A única maneira que eles encontram, segundo ela, é pagando um bom dinheiro para viajar ao exterior e poder desfrutar lá de um espaço público.

"Queremos dar-lhes isso a menor custo", afirmou, mencionando um menu onde o prato mais caro custa aproximadamente US$ 5.

E está funcionando. Dezenas de famílias já visitam diariamente este restaurante localizado no coração da cidade onde os homens são apenas responsáveis pela segurança, e onde outras funções, exceto a de chef de cozinha, são desempenhados por mulheres.

Durante um ano as trabalhadoras serão também aprendizes que se capacitarão em questões como gestão de negócios, hotelaria ou serviços gastronômicos e se graduarão com a ideia de começar elas mesmas um negócio onde a AWSDC possa ajudar.

"Podem abrir seu próprio restaurante, não importa se grande ou pequeno, ou mesmo uma cafeteria", disse a promotora.

Os benefícios do restaurante também chegam aos bolsos das funcionárias, sobreviventes da violência e das dificuldades que passaram, algumas delas sem família e todas na luta para continuar sua vida após o trauma.

Aryan tem 23 anos e é mãe de três crianças de entre um e quatro anos. Foi vítima de violência em seu lar e se separou do marido há um ano.
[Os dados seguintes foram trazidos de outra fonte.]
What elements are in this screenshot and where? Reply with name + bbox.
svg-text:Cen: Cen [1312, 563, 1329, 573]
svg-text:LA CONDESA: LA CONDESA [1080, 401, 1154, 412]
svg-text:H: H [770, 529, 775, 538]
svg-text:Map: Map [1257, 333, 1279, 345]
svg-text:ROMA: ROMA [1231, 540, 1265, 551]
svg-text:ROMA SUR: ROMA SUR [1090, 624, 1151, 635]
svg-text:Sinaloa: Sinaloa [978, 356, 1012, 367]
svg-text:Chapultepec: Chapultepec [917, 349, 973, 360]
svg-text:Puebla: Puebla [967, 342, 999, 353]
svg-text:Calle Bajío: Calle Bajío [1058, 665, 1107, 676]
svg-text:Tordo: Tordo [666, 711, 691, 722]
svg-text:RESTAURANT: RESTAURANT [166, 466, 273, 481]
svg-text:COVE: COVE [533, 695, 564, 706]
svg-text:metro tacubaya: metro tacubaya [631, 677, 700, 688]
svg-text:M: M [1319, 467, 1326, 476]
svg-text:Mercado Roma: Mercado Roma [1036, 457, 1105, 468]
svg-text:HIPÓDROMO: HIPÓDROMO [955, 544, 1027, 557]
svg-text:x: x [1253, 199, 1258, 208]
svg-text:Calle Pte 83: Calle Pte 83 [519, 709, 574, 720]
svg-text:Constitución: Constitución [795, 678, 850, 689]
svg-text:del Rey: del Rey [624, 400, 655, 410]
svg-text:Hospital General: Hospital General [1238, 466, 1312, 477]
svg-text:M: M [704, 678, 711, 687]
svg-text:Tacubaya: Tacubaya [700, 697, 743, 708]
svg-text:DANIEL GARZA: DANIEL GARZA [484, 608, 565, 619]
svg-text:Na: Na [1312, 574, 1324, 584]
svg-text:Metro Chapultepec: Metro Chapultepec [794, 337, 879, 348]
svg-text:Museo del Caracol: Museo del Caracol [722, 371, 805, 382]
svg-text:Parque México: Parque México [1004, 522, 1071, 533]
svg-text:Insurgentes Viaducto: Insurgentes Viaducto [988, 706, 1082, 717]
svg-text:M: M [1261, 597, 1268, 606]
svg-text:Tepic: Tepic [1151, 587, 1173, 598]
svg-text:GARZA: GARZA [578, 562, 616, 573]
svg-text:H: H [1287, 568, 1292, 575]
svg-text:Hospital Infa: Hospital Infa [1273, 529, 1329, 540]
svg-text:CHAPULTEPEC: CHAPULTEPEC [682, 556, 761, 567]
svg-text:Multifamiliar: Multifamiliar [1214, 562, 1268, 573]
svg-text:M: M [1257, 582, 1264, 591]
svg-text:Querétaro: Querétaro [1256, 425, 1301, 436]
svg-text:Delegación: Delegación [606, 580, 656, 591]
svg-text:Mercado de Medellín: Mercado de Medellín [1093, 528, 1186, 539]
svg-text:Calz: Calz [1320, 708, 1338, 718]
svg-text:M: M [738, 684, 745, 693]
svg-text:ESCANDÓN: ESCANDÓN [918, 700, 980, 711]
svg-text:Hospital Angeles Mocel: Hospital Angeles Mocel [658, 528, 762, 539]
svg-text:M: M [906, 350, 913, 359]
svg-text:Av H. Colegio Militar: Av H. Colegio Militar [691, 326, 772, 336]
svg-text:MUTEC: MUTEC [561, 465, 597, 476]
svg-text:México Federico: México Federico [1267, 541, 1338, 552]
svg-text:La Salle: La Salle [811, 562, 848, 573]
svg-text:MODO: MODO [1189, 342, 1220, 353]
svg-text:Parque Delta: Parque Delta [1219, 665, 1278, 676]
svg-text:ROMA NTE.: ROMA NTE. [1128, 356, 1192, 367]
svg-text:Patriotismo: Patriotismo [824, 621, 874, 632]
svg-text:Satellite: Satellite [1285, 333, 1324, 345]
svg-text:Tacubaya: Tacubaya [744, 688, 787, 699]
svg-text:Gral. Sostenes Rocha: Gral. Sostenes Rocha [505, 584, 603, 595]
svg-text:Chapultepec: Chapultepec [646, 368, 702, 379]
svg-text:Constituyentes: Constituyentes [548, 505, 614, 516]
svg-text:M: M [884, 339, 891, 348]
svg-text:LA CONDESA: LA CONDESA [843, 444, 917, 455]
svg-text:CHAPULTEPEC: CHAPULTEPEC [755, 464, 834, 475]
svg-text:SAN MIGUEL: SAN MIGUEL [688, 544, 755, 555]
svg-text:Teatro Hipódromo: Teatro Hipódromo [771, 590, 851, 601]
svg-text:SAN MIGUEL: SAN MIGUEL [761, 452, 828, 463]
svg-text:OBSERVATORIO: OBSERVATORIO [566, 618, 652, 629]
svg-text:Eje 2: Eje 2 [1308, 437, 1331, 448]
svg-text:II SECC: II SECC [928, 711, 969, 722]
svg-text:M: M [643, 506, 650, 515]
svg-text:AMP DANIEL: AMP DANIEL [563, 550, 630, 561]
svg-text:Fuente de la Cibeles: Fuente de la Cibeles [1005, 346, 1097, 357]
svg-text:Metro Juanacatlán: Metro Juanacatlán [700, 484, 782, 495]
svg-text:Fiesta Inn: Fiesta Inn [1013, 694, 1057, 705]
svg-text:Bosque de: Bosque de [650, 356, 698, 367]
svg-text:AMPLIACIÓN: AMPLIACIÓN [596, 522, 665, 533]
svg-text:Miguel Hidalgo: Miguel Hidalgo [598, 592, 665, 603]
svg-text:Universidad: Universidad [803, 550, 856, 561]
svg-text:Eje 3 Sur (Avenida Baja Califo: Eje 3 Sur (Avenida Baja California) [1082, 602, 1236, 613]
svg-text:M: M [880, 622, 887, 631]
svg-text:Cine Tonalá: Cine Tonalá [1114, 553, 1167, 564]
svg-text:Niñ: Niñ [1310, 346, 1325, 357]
Buscou refúgio em um abrigo da ONG e hoje é uma garçonete no restaurante, mas, apesar dos 15 anos de progressos para a mulher, após a queda do regime talibã em 2001, a conservadora sociedade afegã segue considerando um tabu que as mulheres trabalhem fora ou tenham seu próprio negócio.

"Sofri muito, minha família não me deixava trabalhar, venho aqui na busca de refúgio, meu único objetivo é agora permanecer firme e ter meu próprio negócio para alimentar meus três filhos", afirmou Aryan, sem esconder a expressão de tristeza.

"Como membros da sociedade, quero cuidar dos meus filhos, quero ter outra vez minha própria vida e minha própria identidade", completou.

Humaira Kohzad diz que é tempo de mudar e que as mulheres devem brigar para ter sua própria identidade.

"Por quanto tempo ainda as mulheres devem ser identificadas através da identidade de seu marido, de seu pai?", se perguntou, olhando para a parede laranja. Nela, entre os rostos das primeiras-damas, aparece uma mulher com burca.

"Você conhece esta mulher?", pergunta, e sem esperar, já responde "é a mulher do mulá Omar", esposa do falecido líder dos talibãs.

Ela explicou que todos os afegãos sabem dos reis do Afeganistão, mas quase não conhecem as mulheres que viviam com eles e por isso trataram de retratá-las no tempo em que viveram.

E a mulher com burca reflete o governo dos talibãs, quando todas foram obrigadas a usar aquela roupa e estarem sempre acompanhadas por um homem quando saíam de casa, disse.